A review by mellabella
The Lost Wife by Alyson Richman

4.0

Beautiful story about Josef and Lenka. Their love spanned 60 years, survived the Holocaust... I have read other books (fiction and non) about the Holocaust. Books about people who survived, what they went through, how they kept believing and had hope. But never a love story like this. Josef and Lenka meet when they are very young. She is a friend of his sisters and an artist. He is in medical school. They are torn apart when he and his family flee the Nazi invasion. They are married at that point. Hastily but, very much in love. She cannot leave her family and he cannot provide visa's for all of them. The chapters alternate between them as we learn how Josef escaped to London, then settled in NYC. Marrying a woman who had lost just as much as him. They had two children. How Lenka survived the ghetto Terezin,and then Auschwitz. She marries a soldier and has a daughter. This book is very good. I could not put it down. But, it was very sad.

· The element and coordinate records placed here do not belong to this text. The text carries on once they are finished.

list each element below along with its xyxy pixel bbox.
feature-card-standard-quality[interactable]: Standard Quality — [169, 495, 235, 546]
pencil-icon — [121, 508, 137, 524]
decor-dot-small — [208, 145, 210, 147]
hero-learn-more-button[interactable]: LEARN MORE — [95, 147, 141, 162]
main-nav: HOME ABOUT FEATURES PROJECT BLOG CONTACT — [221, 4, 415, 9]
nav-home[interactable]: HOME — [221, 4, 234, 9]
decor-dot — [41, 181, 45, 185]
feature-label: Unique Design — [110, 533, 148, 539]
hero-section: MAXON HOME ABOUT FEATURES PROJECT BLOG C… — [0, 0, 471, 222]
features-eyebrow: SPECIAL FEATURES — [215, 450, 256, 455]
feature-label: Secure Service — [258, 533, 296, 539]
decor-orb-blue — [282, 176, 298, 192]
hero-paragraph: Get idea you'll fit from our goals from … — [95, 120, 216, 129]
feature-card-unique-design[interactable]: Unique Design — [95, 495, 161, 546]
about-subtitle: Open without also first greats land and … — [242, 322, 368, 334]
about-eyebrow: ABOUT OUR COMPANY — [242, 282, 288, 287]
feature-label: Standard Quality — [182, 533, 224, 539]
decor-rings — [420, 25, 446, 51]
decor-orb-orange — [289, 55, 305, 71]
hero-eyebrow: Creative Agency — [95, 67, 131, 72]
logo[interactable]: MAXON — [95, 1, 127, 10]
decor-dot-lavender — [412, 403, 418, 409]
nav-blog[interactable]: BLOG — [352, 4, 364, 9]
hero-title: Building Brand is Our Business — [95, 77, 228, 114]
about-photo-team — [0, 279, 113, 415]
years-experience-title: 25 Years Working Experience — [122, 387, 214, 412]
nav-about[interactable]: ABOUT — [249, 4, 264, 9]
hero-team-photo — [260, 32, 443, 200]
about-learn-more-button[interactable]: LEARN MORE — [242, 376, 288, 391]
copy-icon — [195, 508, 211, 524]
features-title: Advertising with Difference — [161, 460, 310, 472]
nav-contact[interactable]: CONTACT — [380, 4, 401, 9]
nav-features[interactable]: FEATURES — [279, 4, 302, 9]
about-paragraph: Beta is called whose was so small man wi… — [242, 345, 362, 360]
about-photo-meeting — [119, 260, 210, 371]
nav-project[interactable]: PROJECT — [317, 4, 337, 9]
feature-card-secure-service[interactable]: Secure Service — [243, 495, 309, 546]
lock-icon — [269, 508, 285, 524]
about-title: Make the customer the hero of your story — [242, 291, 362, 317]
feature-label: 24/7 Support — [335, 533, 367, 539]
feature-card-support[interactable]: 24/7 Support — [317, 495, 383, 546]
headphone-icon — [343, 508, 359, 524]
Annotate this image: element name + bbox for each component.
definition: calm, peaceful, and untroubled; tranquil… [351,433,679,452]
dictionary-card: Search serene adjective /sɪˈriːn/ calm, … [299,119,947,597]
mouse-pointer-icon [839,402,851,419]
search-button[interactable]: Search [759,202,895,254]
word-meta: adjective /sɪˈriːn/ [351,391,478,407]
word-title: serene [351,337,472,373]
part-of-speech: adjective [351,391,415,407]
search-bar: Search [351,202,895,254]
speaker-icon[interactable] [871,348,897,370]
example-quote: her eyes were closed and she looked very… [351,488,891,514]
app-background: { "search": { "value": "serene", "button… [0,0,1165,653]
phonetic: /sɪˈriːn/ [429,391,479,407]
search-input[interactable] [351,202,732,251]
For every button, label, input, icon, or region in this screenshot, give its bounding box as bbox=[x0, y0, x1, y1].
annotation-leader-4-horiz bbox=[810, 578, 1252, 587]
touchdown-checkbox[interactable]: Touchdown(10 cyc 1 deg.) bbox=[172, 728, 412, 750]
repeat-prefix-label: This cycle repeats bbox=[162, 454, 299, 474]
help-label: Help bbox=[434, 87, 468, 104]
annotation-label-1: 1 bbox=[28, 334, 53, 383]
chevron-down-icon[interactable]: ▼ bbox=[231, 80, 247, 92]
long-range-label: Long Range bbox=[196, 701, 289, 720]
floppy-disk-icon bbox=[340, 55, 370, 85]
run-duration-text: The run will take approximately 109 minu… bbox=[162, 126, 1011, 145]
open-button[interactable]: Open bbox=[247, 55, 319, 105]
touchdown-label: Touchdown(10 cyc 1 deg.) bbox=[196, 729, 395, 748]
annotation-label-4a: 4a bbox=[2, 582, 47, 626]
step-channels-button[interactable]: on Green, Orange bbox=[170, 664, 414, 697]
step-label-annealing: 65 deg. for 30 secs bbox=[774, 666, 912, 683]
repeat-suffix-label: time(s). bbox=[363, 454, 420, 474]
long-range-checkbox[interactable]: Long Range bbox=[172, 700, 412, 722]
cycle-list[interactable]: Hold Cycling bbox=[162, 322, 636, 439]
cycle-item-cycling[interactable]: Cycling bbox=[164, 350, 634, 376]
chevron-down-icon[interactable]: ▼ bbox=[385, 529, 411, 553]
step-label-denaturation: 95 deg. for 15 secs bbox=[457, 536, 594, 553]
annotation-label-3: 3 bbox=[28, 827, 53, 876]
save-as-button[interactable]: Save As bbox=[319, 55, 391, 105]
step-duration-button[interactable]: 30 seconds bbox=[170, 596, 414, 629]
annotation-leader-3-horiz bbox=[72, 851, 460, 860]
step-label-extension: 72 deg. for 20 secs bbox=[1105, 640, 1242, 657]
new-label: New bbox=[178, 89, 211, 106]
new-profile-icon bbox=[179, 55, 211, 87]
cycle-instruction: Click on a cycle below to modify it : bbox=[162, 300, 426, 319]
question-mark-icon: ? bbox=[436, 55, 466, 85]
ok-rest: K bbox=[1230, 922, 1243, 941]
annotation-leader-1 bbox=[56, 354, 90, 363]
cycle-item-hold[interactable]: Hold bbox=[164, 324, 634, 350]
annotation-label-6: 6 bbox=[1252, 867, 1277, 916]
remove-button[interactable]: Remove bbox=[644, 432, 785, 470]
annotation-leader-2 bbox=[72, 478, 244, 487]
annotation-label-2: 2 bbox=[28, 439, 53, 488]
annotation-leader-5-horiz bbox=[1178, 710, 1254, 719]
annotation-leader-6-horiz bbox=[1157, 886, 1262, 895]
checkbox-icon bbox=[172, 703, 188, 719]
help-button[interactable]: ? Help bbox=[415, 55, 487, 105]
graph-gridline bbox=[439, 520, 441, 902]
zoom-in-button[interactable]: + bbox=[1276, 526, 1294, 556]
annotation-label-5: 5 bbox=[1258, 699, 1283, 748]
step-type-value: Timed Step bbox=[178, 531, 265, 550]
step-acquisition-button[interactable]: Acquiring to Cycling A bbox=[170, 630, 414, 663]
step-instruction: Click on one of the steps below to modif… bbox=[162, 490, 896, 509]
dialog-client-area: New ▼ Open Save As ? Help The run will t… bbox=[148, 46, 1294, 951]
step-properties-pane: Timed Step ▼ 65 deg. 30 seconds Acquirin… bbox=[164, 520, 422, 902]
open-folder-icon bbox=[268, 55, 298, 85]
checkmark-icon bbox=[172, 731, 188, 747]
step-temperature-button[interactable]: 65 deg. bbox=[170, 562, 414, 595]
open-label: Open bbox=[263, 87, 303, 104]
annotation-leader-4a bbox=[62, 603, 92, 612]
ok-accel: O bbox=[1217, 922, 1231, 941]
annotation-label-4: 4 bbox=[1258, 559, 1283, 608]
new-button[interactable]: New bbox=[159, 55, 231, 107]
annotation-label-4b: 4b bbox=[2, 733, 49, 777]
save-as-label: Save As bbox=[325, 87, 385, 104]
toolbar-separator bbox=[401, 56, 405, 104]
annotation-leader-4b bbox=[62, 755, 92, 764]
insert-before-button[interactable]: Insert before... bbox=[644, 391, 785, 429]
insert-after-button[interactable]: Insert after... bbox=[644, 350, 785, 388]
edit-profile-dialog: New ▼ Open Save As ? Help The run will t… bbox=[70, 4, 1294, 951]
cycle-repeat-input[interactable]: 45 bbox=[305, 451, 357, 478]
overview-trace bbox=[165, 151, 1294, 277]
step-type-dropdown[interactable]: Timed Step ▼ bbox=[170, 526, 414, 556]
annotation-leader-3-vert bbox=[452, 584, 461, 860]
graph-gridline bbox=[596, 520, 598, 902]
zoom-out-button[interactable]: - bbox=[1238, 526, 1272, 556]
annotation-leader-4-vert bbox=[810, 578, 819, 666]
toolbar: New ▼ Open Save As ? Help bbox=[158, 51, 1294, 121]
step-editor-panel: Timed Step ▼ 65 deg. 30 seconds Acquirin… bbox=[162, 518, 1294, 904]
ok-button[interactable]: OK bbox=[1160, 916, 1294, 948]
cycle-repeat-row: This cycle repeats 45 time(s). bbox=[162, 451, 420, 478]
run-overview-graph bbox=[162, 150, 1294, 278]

Of course the atrocities that people suffered at the hands of the Nazi's will never cease to make me feel that way (amongst the other emotions you feel when you read about the Holocaust). It was how Josef and Lenka settled for comfortable, love instead of the passionate love they had for each other. Each thinking the other was dead. Lenka right after Josef leaves. He is the only remaining member of his family. Josef after repeatedly attempting to locate Lenka after the war. Although he is told that she was killed in a gas chamber incorrectly. It made me wonder just how many real life couples, torn apart like them, went through the same thing.